Kaplan has much to say about a range of other issues dividing Orthodoxy, and everyone will find something to agree with and to disagree with. He lauds non-Orthodox rabbis and leaders, whose wisdom he cherishes and from whom he learned greatly. Similarly, he mounts an eloquent defense of women as Orthodox rabbis, a much-contested issue between “Open” and “Centrist” Orthodoxy. To be sure, there are notable omissions. Biblical criticism receives no mention, while partnership minyanim merit only a passing notice that he attended one at least on one occasion. Similarly, he references the late Meir Kahane only as a young Hebrew teacher, eschewing all mention of the latter’s odious ideology, which unfortunately appears in greater vogue today in some contemporary religious Zionist circles in Israel. Conversely, Kaplan teases the readership with a favorable reference to “Post-Orthodox” teachers but neglects to tell his readers who they are, what they teach, and what they believe in.

So what does one make of this witty and engaging anthology? The volume provides a lucid albeit partisan guide through the warp and woof of contemporary Modern Orthodox debates and controversies. Always respectful of those with whom he disagrees, even most strongly, Kaplan models a civil discourse all too often lacking in the Orthodox world, to say nothing of a polarized American society generally. Although the volume contains unnecessary repetitions, programmatically it serves both as an excellent entry point into the thicket of contemporary Orthodox discourse and as take-off point for intelligent and thoughtful discussion as to Orthodoxy’s future directions.

But the answers to the larger questions of synthesis, coexistence, and conflict between the value systems of Torah and modern culture remain elusive. Clearly the study of Torah benefits when it imbibes the teachings of philosophy, geography, literature, even psychology. History, by contrast, particularly ancient history, often appears in conflict with the narrative of the Torah. Conversely, modernity has much to learn from the study of Torah about human nature, justice, even political theory. But what happens when the two cultures stand in conflict with one another rather than coexist harmoniously? Does one jettison knowledge of ancient history when studying Tanakh? Virtually everything that occurs within Israeli Orthodoxy has repercussions and implications for American Orthodoxy. Yet Kaplan neglects to draw these parallels. Does religious Zionism (Torah Va-Avodah) connote creation of a Jewish democratic state on principles of Torah? Or has religious Zionism been hijacked by Gush Emunim, to say nothing of the extremism of Smotrich and Ben Gvir? Perhaps most importantly, has Modern Orthodoxy nurtured the intellectual leadership so necessary both for itself and the Jewish people writ large, or has it abdicated such leadership in favor of gedolim often removed from the needs of klal yisrael and who aspire to create “learner earners” rather than men and women who embody synthesis? These questions—whether applied to critical study of Jewish text, political wisdom, or contemporary ethics—all warrant extensive consideration.
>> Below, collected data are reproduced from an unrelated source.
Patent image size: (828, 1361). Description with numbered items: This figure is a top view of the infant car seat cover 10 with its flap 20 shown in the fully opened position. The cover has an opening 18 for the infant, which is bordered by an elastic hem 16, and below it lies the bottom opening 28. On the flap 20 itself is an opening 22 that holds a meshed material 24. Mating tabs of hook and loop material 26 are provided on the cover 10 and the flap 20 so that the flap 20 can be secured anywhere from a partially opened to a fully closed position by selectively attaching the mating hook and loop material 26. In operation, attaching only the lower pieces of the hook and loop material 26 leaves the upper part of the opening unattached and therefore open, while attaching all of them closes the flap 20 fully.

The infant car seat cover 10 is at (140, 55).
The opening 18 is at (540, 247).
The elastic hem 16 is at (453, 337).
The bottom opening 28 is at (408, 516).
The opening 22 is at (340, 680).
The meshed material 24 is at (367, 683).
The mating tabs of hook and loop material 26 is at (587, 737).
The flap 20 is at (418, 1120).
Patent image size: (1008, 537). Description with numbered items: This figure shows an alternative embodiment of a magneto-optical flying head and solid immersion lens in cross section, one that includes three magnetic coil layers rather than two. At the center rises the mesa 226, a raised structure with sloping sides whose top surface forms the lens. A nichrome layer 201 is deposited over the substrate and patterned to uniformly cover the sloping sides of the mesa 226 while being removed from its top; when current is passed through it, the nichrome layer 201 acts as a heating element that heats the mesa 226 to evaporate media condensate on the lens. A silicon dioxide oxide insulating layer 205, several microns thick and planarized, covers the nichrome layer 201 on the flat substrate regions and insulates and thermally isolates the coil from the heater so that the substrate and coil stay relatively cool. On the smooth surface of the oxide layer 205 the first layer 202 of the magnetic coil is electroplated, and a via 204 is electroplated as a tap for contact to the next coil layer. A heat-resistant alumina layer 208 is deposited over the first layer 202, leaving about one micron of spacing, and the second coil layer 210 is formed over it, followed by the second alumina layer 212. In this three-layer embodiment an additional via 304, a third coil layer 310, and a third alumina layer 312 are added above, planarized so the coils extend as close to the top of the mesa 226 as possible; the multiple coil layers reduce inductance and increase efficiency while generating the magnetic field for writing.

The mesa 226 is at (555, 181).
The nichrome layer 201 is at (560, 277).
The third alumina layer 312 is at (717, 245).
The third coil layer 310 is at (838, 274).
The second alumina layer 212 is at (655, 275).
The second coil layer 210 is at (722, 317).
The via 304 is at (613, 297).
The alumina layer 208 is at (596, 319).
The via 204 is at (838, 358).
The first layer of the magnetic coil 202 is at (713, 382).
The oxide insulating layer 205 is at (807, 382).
Joseph Kaplan points the way, but his book is not the endpoint of such deliberations.

Kaplan’s vigorous advocacy for a truly Modern Orthodoxy will meet with both resonance and opposition. But no one interested in Orthodoxy, its place on the Jewish scene, and its future ought to ignore this critically important work.


[1] Norman Lamm, Seventy Faces: Articles of Faith, vol. 1 (Hoboken, NJ: Ktav Publishing House, 2002), 2.

Steven Bayme recently retired as National Director of the Contemporary Jewish Life Dept. at the American Jewish Committee. He holds an undergraduate degree in history from Yeshiva College and a PhD in Jewish history from Columbia University. He has taught at Yeshiva University, Jewish Theological Seminary, Hebrew Union College, and Yeshivat Chovevei Torah. Three times he was included among The Forward’s annual listing of “Fifty Jews Who Make a Difference.”